I mean, technically, the book may never be contracted so the first book may not exist to anyone but me and the few people who have read it; but that doesn't mean I don't want to continue their story because I... I want to find out what happens to them.
danny castellano gif for no reason but that he's wearing glasses |
I kind of know. When I presented my agent with my proposal I outlined the bare bones of books two and three: but that is just plot. That is just setting. That's like ice cream without the option of sprinkles.
So I am playing. My first book just naturally fell into two p.o.v's: One first person (my darling Jem, my Watson as it were) and third person (which worked to extend the scope of action with my lovely muckraker Ray).

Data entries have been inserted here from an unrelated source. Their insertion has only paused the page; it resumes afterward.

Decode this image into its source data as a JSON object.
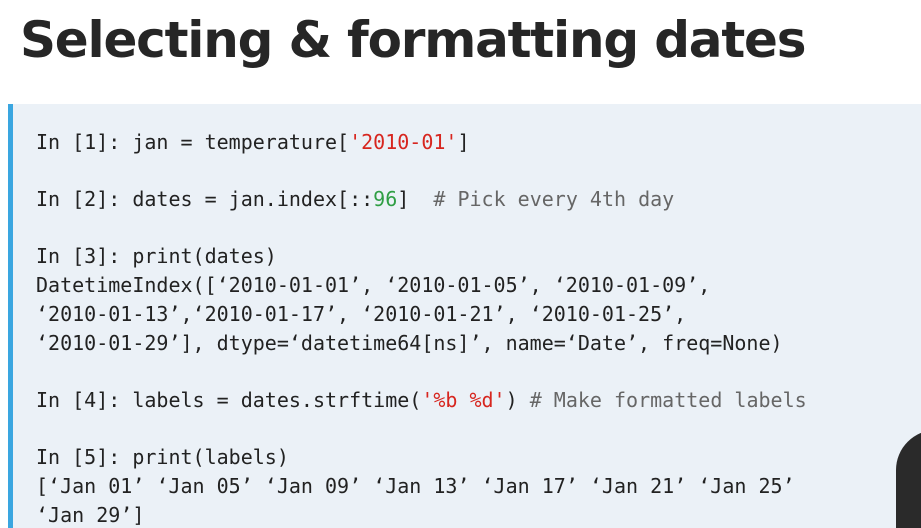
{
  "title": "Selecting & formatting dates",
  "cells": [
    {
      "prompt": "In [1]: ",
      "code": "jan = temperature[",
      "string": "'2010-01'",
      "code_end": "]"
    },
    {
      "prompt": "In [2]: ",
      "code": "dates = jan.index[::",
      "number": "96",
      "code_end": "]  ",
      "comment": "# Pick every 4th day"
    },
    {
      "prompt": "In [3]: ",
      "code": "print(dates)",
      "output": [
        "DatetimeIndex([‘2010-01-01’, ‘2010-01-05’, ‘2010-01-09’,",
        "‘2010-01-13’,‘2010-01-17’, ‘2010-01-21’, ‘2010-01-25’,",
        "‘2010-01-29’], dtype=‘datetime64[ns]’, name=‘Date’, freq=None)"
      ]
    },
    {
      "prompt": "In [4]: ",
      "code": "labels = dates.strftime(",
      "string": "'%b %d'",
      "code_end": ") ",
      "comment": "# Make formatted labels"
    },
    {
      "prompt": "In [5]: ",
      "code": "print(labels)",
      "output": [
        "[‘Jan 01’ ‘Jan 05’ ‘Jan 09’ ‘Jan 13’ ‘Jan 17’ ‘Jan 21’ ‘Jan 25’",
        "‘Jan 29’]"
      ]
    }
  ],
  "colors": {
    "panel_background": "#ebf1f7",
    "panel_accent": "#3aa6e0",
    "string": "#d7261f",
    "number": "#2f9e44",
    "comment": "#666666"
  }
}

In the second and third novels planned I need to expand the scope a little more. Half of book two takes place in Chicago and half of book three takes place with Merinda ( my lady detective ) at the barracks in Halifax. I need my Merinda to have some action outside of Jem's sphere and with a completely new character I am introducing ( yes, he's a mountie. Yes, his name is Benedict ---though he goes by Benny) and I need Ray to be removed from both my lady detectives in Chicago until they can hop State-side and catch up with him.

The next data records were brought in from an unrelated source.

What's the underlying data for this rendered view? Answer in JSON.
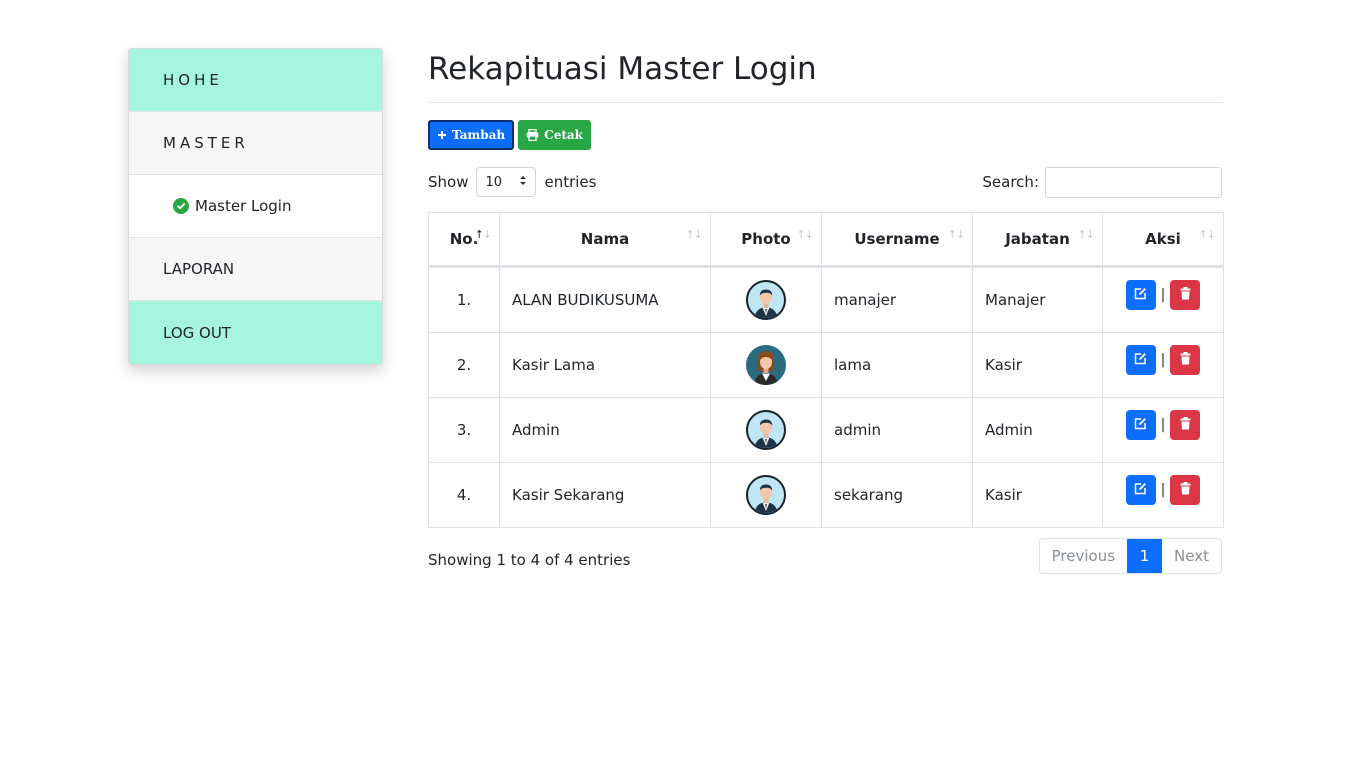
{
  "sidebar": {
    "items": [
      {
        "label": "HOHE"
      },
      {
        "label": "MASTER"
      },
      {
        "label": "Master Login"
      },
      {
        "label": "LAPORAN"
      },
      {
        "label": "LOG OUT"
      }
    ]
  },
  "page": {
    "title": "Rekapituasi Master Login"
  },
  "toolbar": {
    "add_label": "Tambah",
    "print_label": "Cetak"
  },
  "length": {
    "show_label": "Show",
    "value": "10",
    "entries_label": "entries"
  },
  "search": {
    "label": "Search:",
    "value": ""
  },
  "table": {
    "headers": [
      "No.",
      "Nama",
      "Photo",
      "Username",
      "Jabatan",
      "Aksi"
    ],
    "rows": [
      {
        "no": "1.",
        "nama": "ALAN BUDIKUSUMA",
        "photo": "male-avatar-icon",
        "username": "manajer",
        "jabatan": "Manajer"
      },
      {
        "no": "2.",
        "nama": "Kasir Lama",
        "photo": "female-avatar-icon",
        "username": "lama",
        "jabatan": "Kasir"
      },
      {
        "no": "3.",
        "nama": "Admin",
        "photo": "male-avatar-icon",
        "username": "admin",
        "jabatan": "Admin"
      },
      {
        "no": "4.",
        "nama": "Kasir Sekarang",
        "photo": "male-avatar-icon",
        "username": "sekarang",
        "jabatan": "Kasir"
      }
    ],
    "action_separator": "|"
  },
  "footer": {
    "info": "Showing 1 to 4 of 4 entries"
  },
  "pagination": {
    "previous": "Previous",
    "current": "1",
    "next": "Next"
  },
  "colors": {
    "sidebar_teal": "#a5f5df",
    "primary": "#0d6efd",
    "success": "#28a745",
    "danger": "#dc3545"
  }
}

I am playing with voice: I am trying to see if I can add a third person p.o.v for Merinda while maintaining Jem's first person and Ray's third. It's interesting. Often times I think, especially 'cause the pieces fell so easily in book one, can I get away with this? and of course I can-- I remind myself--because they are my characters and it is my book.
Authors do this multiple p.o.v thing all the time. The typical CBA way to do things is usually third person deep: rotating between hero and heroine. Cathy Gohlke's Saving Amelie and Siri Mitchell's Love's Pursuit are two expert examples of multiple p.o.v.s being done very well....and very surprisingly. I think they are striking because they just seem so natural. Jem and Ray's voices are natural for me to write in and they will be our guides in subsequent books; but now I am infusing some Merinda. Seeing where she takes me. Again, plot wise and character wise, I have a solid inkling: but I am learning it doesn't have to be perfect or scrawled in stone. I am playing with her: in letters ( the epistolary thing can definitely give breadth and scope to extended plot lines and settings), in reports ( thank goodness I came up with a journalistic underscore to the whole thing. It's very useful) , in first (she's a little brash. I must admit. She's very hard in first and I think a little too grating---like if Nero Wolfe were given the helm and Archie slinked off to the side) so over the weekend I played with her in third. Scenes and sequences that may never make it into a finished product but that are the equivalent of stretching or warming up.
Exposition, yes; but experimentation? also, yes! one of the most liberating parts of the whole writing thing.